Your kids'll love the brightly-rendered numbers. They'll lap up the showy costumes, the stoogery, and the cake and cookies at intermission. You'll go for the minor liberties they've taken with the score--"a linnngering death: boiling oil or.... New Haven"--revel in its recollection of your own high school Nanki-Poo, and purr contentedly that the whole thing is confederate with your old, scratchy D'Oyly Carte recording.
Confederate, yes, but of course a far cry from it. First off, it's just too long. Even Derek Bok's kid was fidgeting alongside the old man as the show wearied into its third hour. And some of the choreography--the term may be too lofty--suggests John Travolta more than a Japanese noble. But the leads are all good. Donald Hovey's Nanki-Poo is bereft and expressive. Paul O'Neill's Pooh-Bah is engaging and suitably gorged, if a little stock.
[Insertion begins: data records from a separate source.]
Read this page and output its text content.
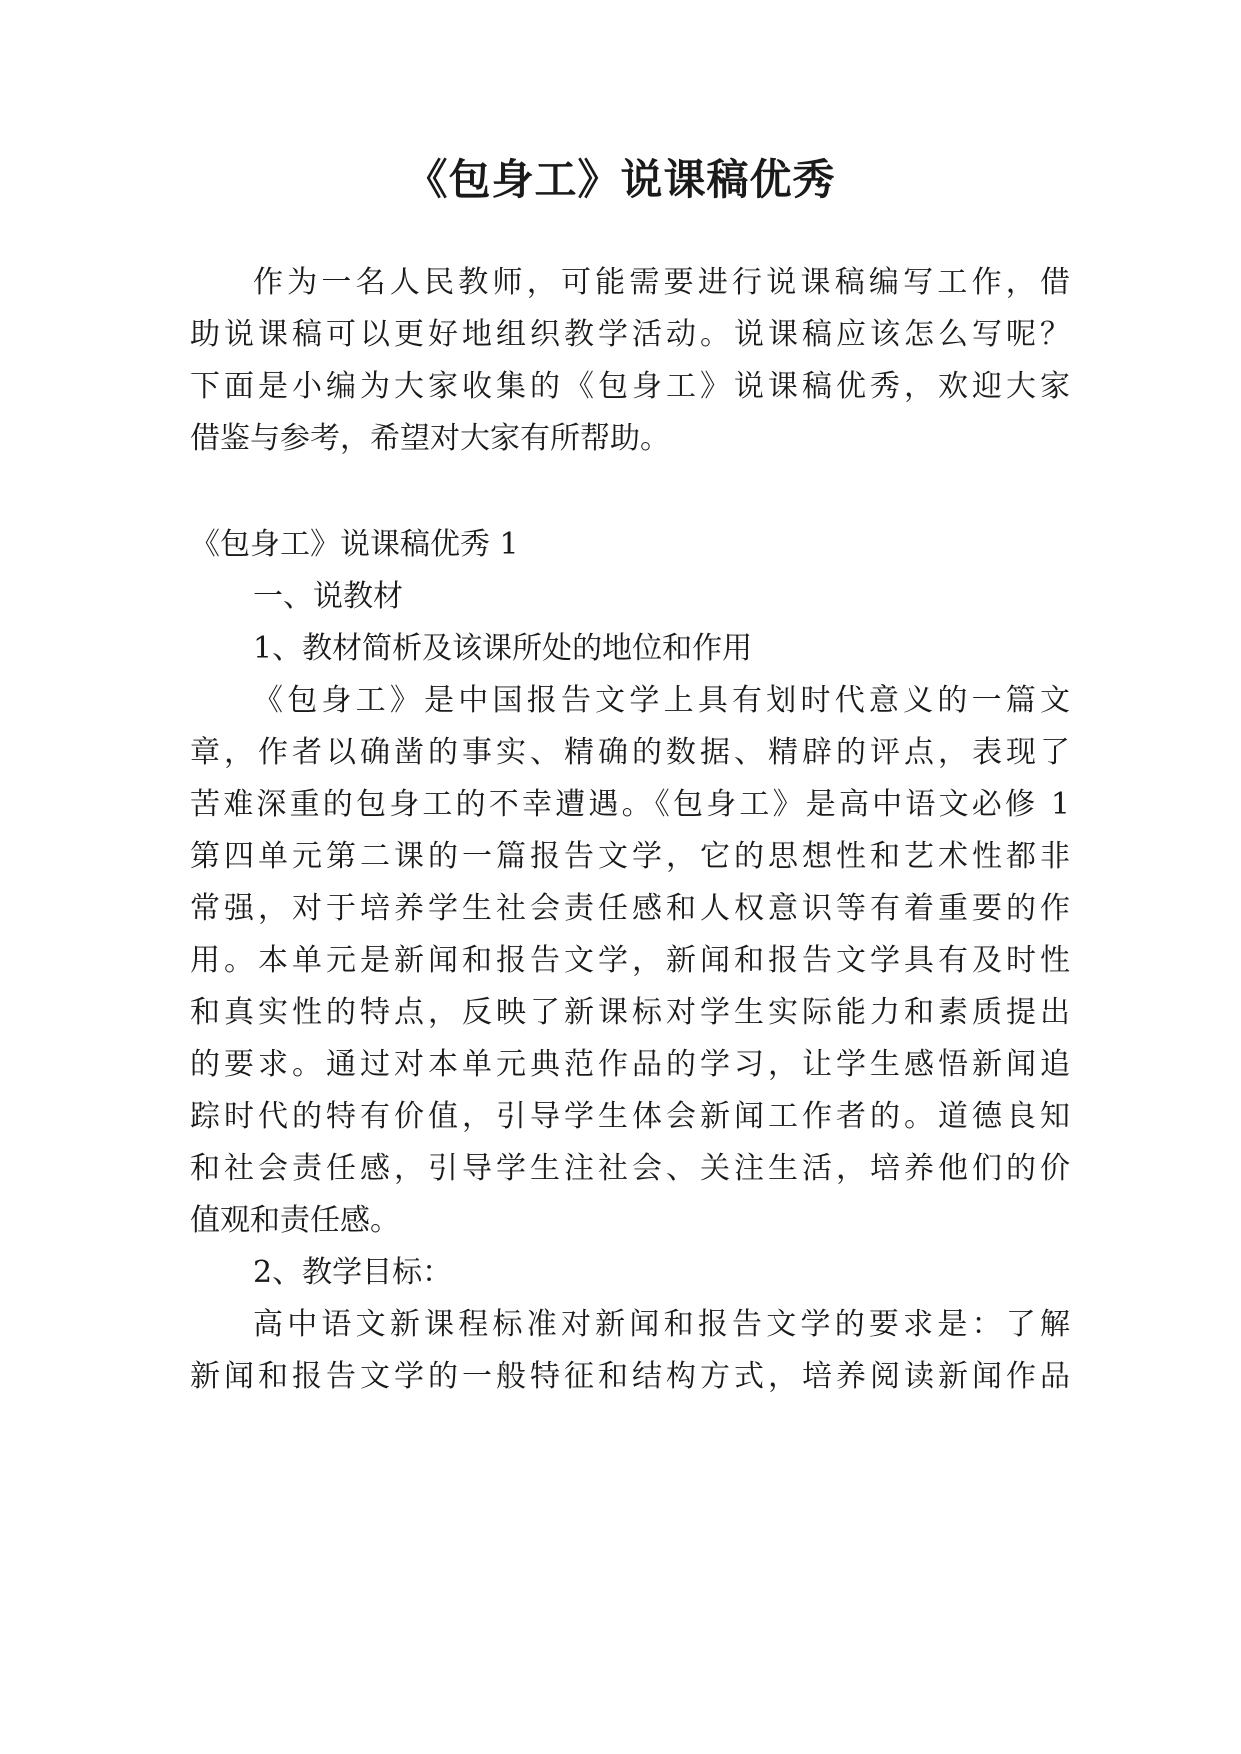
《包身工》说课稿优秀

作为一名人民教师，可能需要进行说课稿编写工作，借

助说课稿可以更好地组织教学活动。说课稿应该怎么写呢？

下面是小编为大家收集的《包身工》说课稿优秀，欢迎大家

借鉴与参考，希望对大家有所帮助。

《包身工》说课稿优秀 1

一、说教材

1、教材简析及该课所处的地位和作用

《包身工》是中国报告文学上具有划时代意义的一篇文

章，作者以确凿的事实、精确的数据、精辟的评点，表现了

苦难深重的包身工的不幸遭遇。《包身工》是高中语文必修 1

第四单元第二课的一篇报告文学，它的思想性和艺术性都非

常强，对于培养学生社会责任感和人权意识等有着重要的作

用。本单元是新闻和报告文学，新闻和报告文学具有及时性

和真实性的特点，反映了新课标对学生实际能力和素质提出

的要求。通过对本单元典范作品的学习，让学生感悟新闻追

踪时代的特有价值，引导学生体会新闻工作者的。道德良知

和社会责任感，引导学生注社会、关注生活，培养他们的价

值观和责任感。

2、教学目标：

高中语文新课程标准对新闻和报告文学的要求是：了解

新闻和报告文学的一般特征和结构方式，培养阅读新闻作品
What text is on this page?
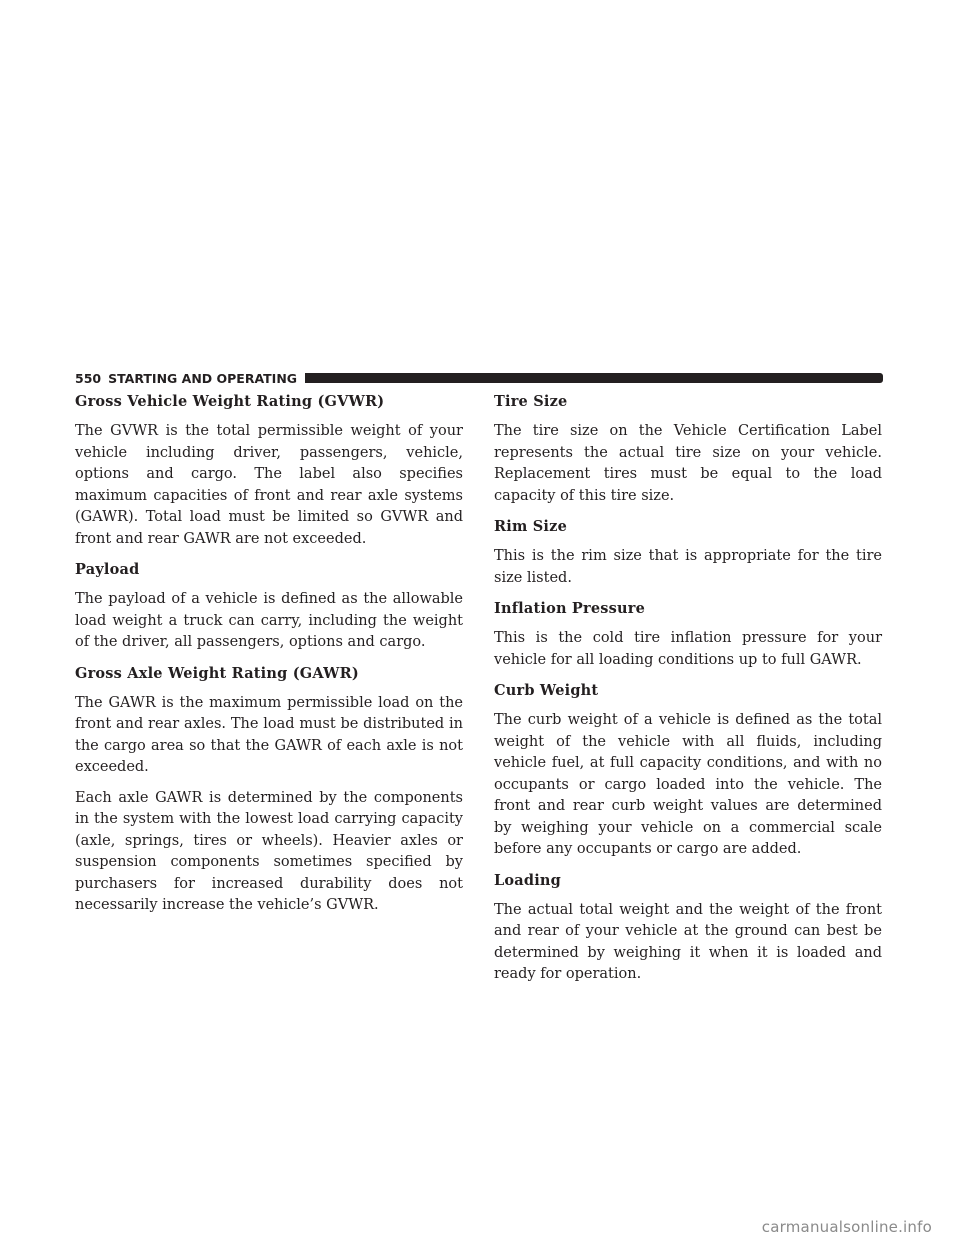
550 STARTING AND OPERATING
Gross Vehicle Weight Rating (GVWR)

The GVWR is the total permissible weight of your vehicle including driver, passengers, vehicle, options and cargo. The label also specifies maximum capacities of front and rear axle systems (GAWR). Total load must be limited so GVWR and front and rear GAWR are not exceeded.

Payload

The payload of a vehicle is defined as the allowable load weight a truck can carry, including the weight of the driver, all passengers, options and cargo.

Gross Axle Weight Rating (GAWR)

The GAWR is the maximum permissible load on the front and rear axles. The load must be distributed in the cargo area so that the GAWR of each axle is not exceeded.

Each axle GAWR is determined by the components in the system with the lowest load carrying capacity (axle, springs, tires or wheels). Heavier axles or suspension components sometimes specified by purchasers for increased durability does not necessarily increase the vehicle’s GVWR.

Tire Size

The tire size on the Vehicle Certification Label represents the actual tire size on your vehicle. Replacement tires must be equal to the load capacity of this tire size.

Rim Size

This is the rim size that is appropriate for the tire size listed.

Inflation Pressure

This is the cold tire inflation pressure for your vehicle for all loading conditions up to full GAWR.

Curb Weight

The curb weight of a vehicle is defined as the total weight of the vehicle with all fluids, including vehicle fuel, at full capacity conditions, and with no occupants or cargo loaded into the vehicle. The front and rear curb weight values are determined by weighing your vehicle on a commercial scale before any occupants or cargo are added.

Loading

The actual total weight and the weight of the front and rear of your vehicle at the ground can best be determined by weighing it when it is loaded and ready for operation.

carmanualsonline.info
Dennis Crowley, as the Lord High Executioner is the spitting image of Alfred E. Neumann, and reacts to this madness just as the old man would, reeling off his "list" with pizazz. And Willis Emmons as Pish-Tush illuminates the show: of all the leads, he's most able to sing and act at the same time while compromising neither--the first requirement of a good G&S performance.
Of the female leads, the three little maids are endearing even within the limits of their parts. Patte Tuell (Yum-Yum) is coy and free of squelch, while Ellen Zachos' soprano is probably the show's best. Jacqueline Meily (Katisha) is a little below the rest of the cast, as she fails to belt out her ascerbic lines with the requisite spite.
WHEN BRIAN McCUE QUIT as director of this show, consensus held it would sink. Enter Shipley Munson. Under the guidance of producer Mark Stone, he patched it up, and then steered it to satire, while avoiding hack. His predictable cynicism--"let's poke a little fun at it as we go along"--creeps in here, but on the whole the calisthenics amuse the youngsters without alienating their chaperones.
The charm of Gilbert and Sullivan is, after all, Sullivan, and the orchestra for this performance bubbles. The members say that it works because they've played together for all the rehearsals and performances. Also because of the direction of John Posner, who's led the HGSP orchestra out of its mid-'70s doldrums. The theater walls are peeling a bit this year, but the Agassiz still drops this orchestra endearingly in the audience's lap. Too bad the players read the Sunday Times or Weber when they're not actually playing.
Gilbert and Sullivan always sells better than the rest of Harvard theater. Who goes to see these shows? Administrators and their kids. Faculty and their kids. Music teachers, who mouth all the words, and their adopted kids. And just plain unaffiliated parents and their's. Yes, these tricks are for kids, and this year they're good tricks, so if you don't have a station wagon put them all on bicycles and head over. You may even enjoy yourself.